System is in production, I have just the mfcr2 logging flag in true as the example of one of the telco frames below:

usecallerid=yes
hidecallerid=no
callwaiting=no
usecallingpres=yes
callwaitingcallerid=no
threewaycalling=yes
transfer=yes
canpark=yes
cancallforward=yes
callreturn=yes
relaxdtmf=yes
rxgain=1.0
txgain=0.0
signalling=mfcr2
mfcr2_variant=ar
mfcr2_get_ani_first=no
mfcr2_max_ani=13
mfcr2_max_dnis=14
mfcr2_category=national_subscriber
mfcr2_call_files=yes
mfcr2_logdir=span1
mfcr2_logging=all
mfcr2_mfback_timeout=-1
mfcr2_metering_pulse_timeout=-1
group=0
faxdetect=both
faxbuffers=>12,half
context=from-pstn
channel => 1-15,17-31

For the last thread, I'm trying to find out an error from R2 side regarding the last thread:

Thread 1 (Thread 0xb6a4fb90 (LWP 899)): ----------------> would be THREAD 3064265616 in mfcr2 logs
#0 0x0014c4e5 in vfprintf () from /lib/libc.so.6
#1 0x00156742 in fprintf () from /lib/libc.so.6
#2 0x00949d59 in ?? () from /usr/lib/libopenr2.so.3
#3 0x00000000 in ?? ()

It may be a good idea to open up an issue for openR2 as well.

By: Rusty Newton (rnewton) 2013-09-05 18:37:40.279-0500

Let us know when you are able to get libopen2 installed with debug symbols.

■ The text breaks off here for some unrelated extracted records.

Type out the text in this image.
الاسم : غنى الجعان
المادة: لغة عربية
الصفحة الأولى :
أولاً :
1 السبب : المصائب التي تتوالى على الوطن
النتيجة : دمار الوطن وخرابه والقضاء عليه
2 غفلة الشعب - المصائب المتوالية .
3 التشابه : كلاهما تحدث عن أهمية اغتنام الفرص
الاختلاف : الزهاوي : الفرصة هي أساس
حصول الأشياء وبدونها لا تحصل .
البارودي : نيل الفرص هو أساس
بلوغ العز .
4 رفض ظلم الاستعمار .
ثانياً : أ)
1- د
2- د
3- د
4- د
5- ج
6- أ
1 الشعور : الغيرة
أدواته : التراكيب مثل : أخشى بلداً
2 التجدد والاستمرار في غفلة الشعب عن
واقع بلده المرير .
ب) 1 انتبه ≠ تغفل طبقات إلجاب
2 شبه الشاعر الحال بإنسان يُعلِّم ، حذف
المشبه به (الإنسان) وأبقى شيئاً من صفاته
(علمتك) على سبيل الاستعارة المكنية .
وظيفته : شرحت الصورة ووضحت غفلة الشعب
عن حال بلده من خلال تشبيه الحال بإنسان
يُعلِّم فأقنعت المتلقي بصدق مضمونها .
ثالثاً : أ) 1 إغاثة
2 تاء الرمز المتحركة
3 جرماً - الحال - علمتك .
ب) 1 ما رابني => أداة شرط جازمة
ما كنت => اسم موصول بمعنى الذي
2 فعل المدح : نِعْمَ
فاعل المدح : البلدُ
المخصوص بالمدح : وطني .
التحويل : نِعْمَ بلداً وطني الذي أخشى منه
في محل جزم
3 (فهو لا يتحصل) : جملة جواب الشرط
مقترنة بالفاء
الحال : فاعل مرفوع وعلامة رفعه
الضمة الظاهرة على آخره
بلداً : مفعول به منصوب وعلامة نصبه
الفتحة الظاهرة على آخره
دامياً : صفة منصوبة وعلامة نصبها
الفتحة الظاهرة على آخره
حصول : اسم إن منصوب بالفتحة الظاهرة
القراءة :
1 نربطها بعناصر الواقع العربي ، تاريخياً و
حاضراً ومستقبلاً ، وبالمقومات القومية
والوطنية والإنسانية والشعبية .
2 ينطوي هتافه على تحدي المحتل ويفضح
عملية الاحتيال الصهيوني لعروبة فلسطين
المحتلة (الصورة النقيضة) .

I'll contact the MFC/R2 Asterisk support maintainer to see if he has any ideas in the meantime.

By: Freetech Solutions (freetech) 2013-09-05 18:55:33.961-0500

Thanks Newton, I have a maint window for this Friday night. I'm planning to update libopenr2 and install it with debug symbols as well (1.3.2* to 1.3.3*).

Will keep an eye on it during all Saturday and next week as well and report asap.

Rgds,



By: Freetech Solutions (freetech) 2013-09-16 18:07:31.166-0500

We were not able yet to reproduce the issue again after updating libopenr2 and installing debug symbol flags.
It had been running as expected during whole past week.

Seems to be that the update from 1.3.2 to 1.3.3 solved the problem.
We assume that if we do not have any new report we can close this item.

Current libraries running:
libopenr2-1.3.3-0
libopenr2-devel-1.3.3-0
libopenr2-debuginfo-1.3.3-0

Rgds,

By: Rusty Newton (rnewton) 2013-09-23 22:41:37.410-0500

Give it another week and let us know. Thanks.

By: Freetech Solutions (freetech) 2013-10-10 09:38:04.900-0500

No new reports of coredumps for this environment.

Rgds,

By: Richard Mudgett (rmudgett) 2013-10-10 11:45:12.816-0500

Updating to newer version of libopenr2 resolved the issue.